C’est la nouvelle tendance des grands networks : l’adaptation des séries britanniques. Que ce soit Spaced, Life On Mars, ou feu Footballer’s Wives, la grande qualité des productions d’outre-Manche attire les producteurs américains. Malgré l’échec de Coupling en 2003, NBC lance en 2005 la version américaine de la série culte de la BBC : The Office. 4 saisons plus tard, la série cumule les excellentes critiques et récompenses.

The Office, c’est la série qui arrive à rendre intéressante la vie de bureau. On n’y parle pas de la stratégie d’une entreprise, ce n’est pas un West Wing (A la Maison Blanche) d’une grande société, non, pendant les 20 minutes que constituent un épisode, l’équipe de la série nous plonge dans le quotidien d’employés de bureau aux apparences totalement banales et qui exécutent un travail ennuyeux.

La série se présente comme Arrested Development, à savoir qu’elle est filmée à une caméra. On suit donc ici une équipe de documentaire qui suit la branche de Scranton de l’entreprise Dundler-Mifflin.

Dès le début de l’épisode, les personnages nous sont présentés par un générique (oui ça existe encore) très sympathique : Steve Carell (Daily Show) est Michael Scott, un patron sadique qui se prend pour le meilleur des boss (il présente ainsi fièrement son mug World’s Best Boss); Dwight Schrute (interprété par Rainn Wilson), la tête à claques du bureau qui subit les farces de Jim (John Krasinski), l’employé cool sans ambition et qui sous-estime ses capacités. Pam, la réceptionniste timide, dont on comprend qu’elle sera le love-interest de Jim, et enfin nous assistons dans ce pilot à l’arriver de Ryan Howard, un jeune intérimaire.

Alors que se passe-t-il dans ce premier épisode ?

La direction de Dunder-Mifflin envisage de fermer une des branches de la société, celle de Scranton étant bien sûr sur un siège éjectable. Un vent de panique s’empare du bureau, chaque employé ayant peur de perdre son job.

Michael Scott prend à parti pendant tout l’épisode la caméra pour se présenter comme le patron le plus drôle, le plus sympa et le plus proche de ses employés. Ce qu’il ne réussit jamais à prouver. Ainsi pendant tout l’épisode il enchaîne les blagues de mauvais goût : il fait croire à Pam qu’elle se fait licencier, et exprime son « Surprise Surprise » une fois que celle-ci a fondu en larmes; ou encore quand il fait une imitation douteuse d’Adolf Hitler.

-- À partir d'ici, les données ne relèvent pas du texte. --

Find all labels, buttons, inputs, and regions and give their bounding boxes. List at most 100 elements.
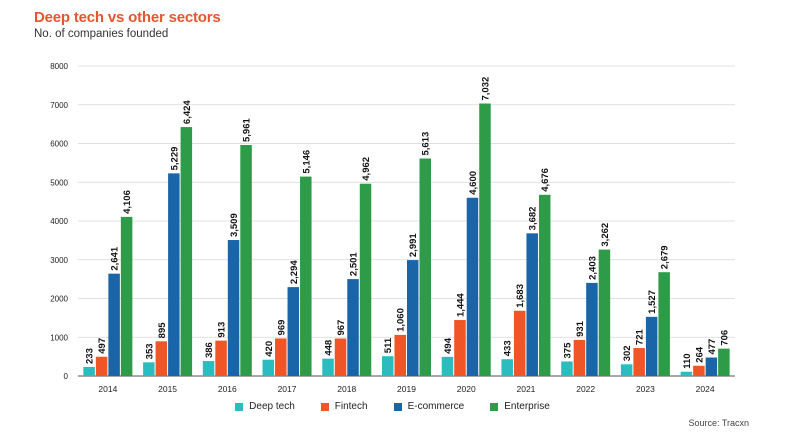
data-label: 4,676 — [540, 168, 551, 192]
bar-deep-tech — [83, 366, 95, 376]
bar-enterprise — [479, 103, 491, 376]
data-label: 967 — [336, 320, 347, 336]
chart-title: Deep tech vs other sectors — [34, 9, 221, 26]
data-label: 2,991 — [408, 233, 419, 257]
data-label: 6,424 — [182, 100, 193, 124]
x-tick-label: 2020 — [457, 384, 476, 394]
bar-ecommerce — [586, 282, 598, 376]
data-label: 264 — [694, 346, 705, 363]
bar-deep-tech — [441, 356, 454, 376]
data-label: 2,641 — [110, 246, 121, 270]
bar-enterprise — [359, 183, 372, 376]
legend-item-ecommerce: E-commerce — [393, 401, 465, 412]
data-label: 497 — [97, 338, 108, 354]
bar-ecommerce — [168, 173, 180, 376]
legend-swatch-enterprise — [490, 402, 499, 411]
x-tick-label: 2021 — [516, 384, 535, 394]
data-label: 4,962 — [361, 157, 372, 181]
data-label: 895 — [157, 322, 168, 339]
bar-enterprise — [598, 249, 611, 376]
bar-fintech — [633, 348, 645, 376]
data-label: 3,262 — [600, 223, 611, 247]
y-tick-label: 1000 — [50, 333, 68, 342]
legend-label-enterprise: Enterprise — [504, 401, 550, 412]
y-tick-label: 5000 — [50, 178, 68, 187]
data-label: 4,600 — [468, 171, 479, 195]
data-label: 5,613 — [421, 132, 432, 156]
data-label: 1,683 — [515, 284, 526, 308]
bar-ecommerce — [287, 287, 300, 376]
bar-deep-tech — [501, 359, 513, 376]
y-tick-label: 8000 — [50, 62, 68, 71]
data-label: 494 — [443, 337, 454, 354]
data-label: 721 — [635, 328, 646, 345]
legend-item-enterprise: Enterprise — [490, 401, 550, 412]
data-label: 433 — [503, 340, 514, 356]
bar-deep-tech — [202, 361, 215, 376]
bar-enterprise — [180, 127, 193, 376]
data-label: 1,527 — [647, 290, 658, 314]
legend: Deep tech Fintech E-commerce Enterprise — [0, 401, 785, 412]
bar-ecommerce — [526, 233, 538, 376]
bar-enterprise — [718, 348, 730, 376]
bar-ecommerce — [705, 357, 718, 376]
data-label: 1,444 — [455, 293, 466, 317]
legend-swatch-ecommerce — [393, 402, 402, 411]
data-label: 931 — [575, 320, 586, 337]
bar-enterprise — [658, 272, 670, 376]
bar-fintech — [454, 320, 466, 376]
bar-enterprise — [120, 216, 133, 376]
data-label: 2,403 — [587, 256, 598, 280]
data-label: 110 — [682, 353, 693, 368]
x-tick-label: 2023 — [636, 384, 655, 394]
source-note: Source: Tracxn — [688, 418, 749, 428]
y-tick-label: 2000 — [50, 295, 68, 304]
chart-subtitle: No. of companies founded — [34, 28, 169, 40]
data-label: 420 — [264, 341, 275, 357]
bar-ecommerce — [227, 240, 240, 376]
data-label: 375 — [562, 342, 573, 359]
bar-fintech — [95, 356, 108, 376]
legend-swatch-deep-tech — [235, 402, 244, 411]
data-label: 5,229 — [169, 147, 180, 171]
data-label: 1,060 — [396, 308, 407, 332]
data-label: 477 — [707, 339, 718, 355]
legend-label-ecommerce: E-commerce — [407, 401, 465, 412]
data-label: 511 — [383, 337, 394, 353]
data-label: 913 — [217, 322, 228, 338]
bar-fintech — [334, 338, 347, 376]
bar-deep-tech — [382, 356, 394, 376]
bar-ecommerce — [347, 279, 359, 376]
x-tick-label: 2016 — [218, 384, 237, 394]
data-label: 353 — [144, 343, 155, 359]
bar-deep-tech — [680, 371, 693, 376]
data-label: 2,679 — [660, 245, 671, 269]
legend-swatch-fintech — [320, 402, 329, 411]
data-label: 448 — [324, 340, 335, 356]
bar-ecommerce — [466, 197, 479, 376]
bar-ecommerce — [108, 273, 120, 376]
x-tick-label: 2014 — [98, 384, 117, 394]
y-tick-label: 3000 — [50, 256, 68, 265]
bar-fintech — [215, 340, 227, 376]
data-label: 706 — [719, 330, 730, 346]
bar-fintech — [693, 365, 705, 376]
bar-enterprise — [419, 158, 431, 376]
data-label: 2,294 — [289, 260, 300, 284]
y-tick-label: 6000 — [50, 140, 68, 149]
bar-fintech — [155, 341, 168, 376]
data-label: 2,501 — [349, 252, 360, 276]
bar-ecommerce — [645, 316, 658, 376]
x-tick-label: 2015 — [158, 384, 177, 394]
bar-deep-tech — [262, 359, 275, 376]
data-label: 4,106 — [122, 190, 133, 214]
bar-ecommerce — [407, 260, 419, 376]
bar-deep-tech — [322, 358, 334, 376]
data-label: 233 — [85, 348, 96, 364]
x-tick-label: 2018 — [337, 384, 356, 394]
bar-fintech — [573, 339, 586, 376]
legend-label-deep-tech: Deep tech — [249, 401, 295, 412]
bar-enterprise — [538, 194, 551, 376]
legend-item-deep-tech: Deep tech — [235, 401, 295, 412]
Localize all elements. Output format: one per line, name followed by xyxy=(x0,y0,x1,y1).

Il est très intéressant de voir à quel point la caméra est partie prenante de l’épisode. Tous les personnages lui jettent un coup d’œil pour s’assurer d’être bien filmés, des interludes « confessions » permettent au personnage de bien (du moins le pensent-ils !) reprendre leur image en main.

On ne peut pas se faire son opinion sur ce seul épisode. Certes il introduit plutôt bien tous les personnages principaux, mais même si on est en face d’une sitcom, l’humour plutôt noir et sadique du personnage principal met plutôt mal à l’aise.

La saison 1 ne dure que 6 épisodes, restent à voir comment seront développés les premiers rôles et les intrigues.